“Everything That Remains: A Memoir by the Minimalists” by: Joshua Fields Millburn & Ryan Nicodemus

To begin this review, I sat with my thoughts bit, but I also did something I don’t often find myself doing…I read some of the other reviews by others on Goodreads first. I should not have done that.

I don’t see where all of the hate came from on this one. It’s a chuckle-worthy read. I loved the annotations by Ryan. I am sure it is easier to take in as a kindle reader than to be flipping back and forth on the hard copy, I can understand that being maybe an issue for some due to all of the footnotes/endnotes.

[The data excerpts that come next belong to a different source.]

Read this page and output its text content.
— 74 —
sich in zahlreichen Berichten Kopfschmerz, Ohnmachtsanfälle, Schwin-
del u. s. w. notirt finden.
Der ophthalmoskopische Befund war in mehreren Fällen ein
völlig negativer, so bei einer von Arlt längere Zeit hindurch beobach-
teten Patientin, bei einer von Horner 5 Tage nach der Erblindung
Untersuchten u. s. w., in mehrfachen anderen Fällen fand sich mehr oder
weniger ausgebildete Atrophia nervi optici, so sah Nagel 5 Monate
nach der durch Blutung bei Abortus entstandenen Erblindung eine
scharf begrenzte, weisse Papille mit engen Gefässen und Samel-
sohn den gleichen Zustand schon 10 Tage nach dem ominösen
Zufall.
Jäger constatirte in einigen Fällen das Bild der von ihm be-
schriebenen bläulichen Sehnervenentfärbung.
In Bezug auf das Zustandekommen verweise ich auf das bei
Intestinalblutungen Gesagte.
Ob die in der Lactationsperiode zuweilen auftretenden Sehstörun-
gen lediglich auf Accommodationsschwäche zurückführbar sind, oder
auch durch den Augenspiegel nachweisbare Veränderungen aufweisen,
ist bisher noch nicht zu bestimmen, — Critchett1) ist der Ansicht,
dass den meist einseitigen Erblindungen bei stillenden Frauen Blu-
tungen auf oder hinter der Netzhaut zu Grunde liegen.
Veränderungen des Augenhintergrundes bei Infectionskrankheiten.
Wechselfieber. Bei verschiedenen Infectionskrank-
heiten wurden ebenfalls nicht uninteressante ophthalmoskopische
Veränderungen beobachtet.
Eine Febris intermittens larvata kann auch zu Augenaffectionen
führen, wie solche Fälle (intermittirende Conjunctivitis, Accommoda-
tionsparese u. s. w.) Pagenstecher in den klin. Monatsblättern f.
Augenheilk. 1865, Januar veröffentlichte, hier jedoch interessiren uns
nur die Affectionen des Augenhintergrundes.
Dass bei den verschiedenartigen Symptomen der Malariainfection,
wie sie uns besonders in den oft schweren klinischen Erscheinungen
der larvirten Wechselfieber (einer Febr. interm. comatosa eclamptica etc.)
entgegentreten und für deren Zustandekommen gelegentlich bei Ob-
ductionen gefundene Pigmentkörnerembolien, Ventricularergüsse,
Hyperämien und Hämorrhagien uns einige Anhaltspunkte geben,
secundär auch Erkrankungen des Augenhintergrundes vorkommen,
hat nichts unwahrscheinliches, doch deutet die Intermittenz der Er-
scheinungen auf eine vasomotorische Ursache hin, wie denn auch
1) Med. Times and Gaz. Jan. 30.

Many reviewers were saying that the author comes across as privileged/arrogant. I think much of that is projecting…but I try not to judge. Personally, I did not find this to be preachy or condescending. Yes, the verbage chosen could be construed as a little bit cocky, but if it is that much of an issue for you as a reader to have to look up words that you may not have known prior, why are you even reading in the first place? Isn’t part of the fun of reading to branch out and learn things? I digress.

Maybe this was an enjoyable read for me because I myself am already a minimalist and I found myself nodding along with the points being made. I’m not quite sure. I do know that the format was a bit forced during the conversation parts, which reminded me of Giles on the show Buffy The Vampire Slayer, as far as information dumping. It was still easier to read than if it wasn’t presented that way and instead was written as a prolonged monologue.

One other point was that I noticed a comment/review complaint made about the author talking badly about his ex girlfriend. I wondered if that person and I actually read the same book, because I didn’t come across that part at all. Were they reading a special edition with an extra bonus bitching chapter? (*sarcasm) Joshua was talking about his own flaws he brought to the relationship; his own drawbacks and lack of giving as much as he was getting. Where and how can that be construed as “bitching” about an ex?

I found this read to be helpful, meaningful, and filled with value for those that are seeking out to better their lives with something other than “stuff”.

I believe there is a fine line between being “cocky/arrogant” and being “self-assured/faking confidence” until one makes it. Maybe some people didn’t get that in reading this. I think Joshua is probably someone who has his own self-criticisms and faults (like we all do as humans) and tries to play up his own perceived strengths instead of his own perceived weaknesses.

I am also thirty and perhaps there is a generational difference in the interpretation of the text? I think that twenty, thirty, and forty-somethings can indeed write memoirs and shouldn’t be looked down on for it. I guess it is all what you as a reader bring to the book as well. Especially since a book is like a dialog between the writer and the reader. YOU bring your thoughts/past/experiences to books as you experience them too. *shrug*

I know that our reading choices and preferences are all different and varied and that’s beautiful. What I don’t care for however is when people give low ratings on books that don’t make any sense given the content (as this can sometimes deter other would-be readers from trying out something they may be on the fence about giving a shot and so miss out on something that may help them in some way).

Anyways, I would recommend this one and that’s all from me on the topic.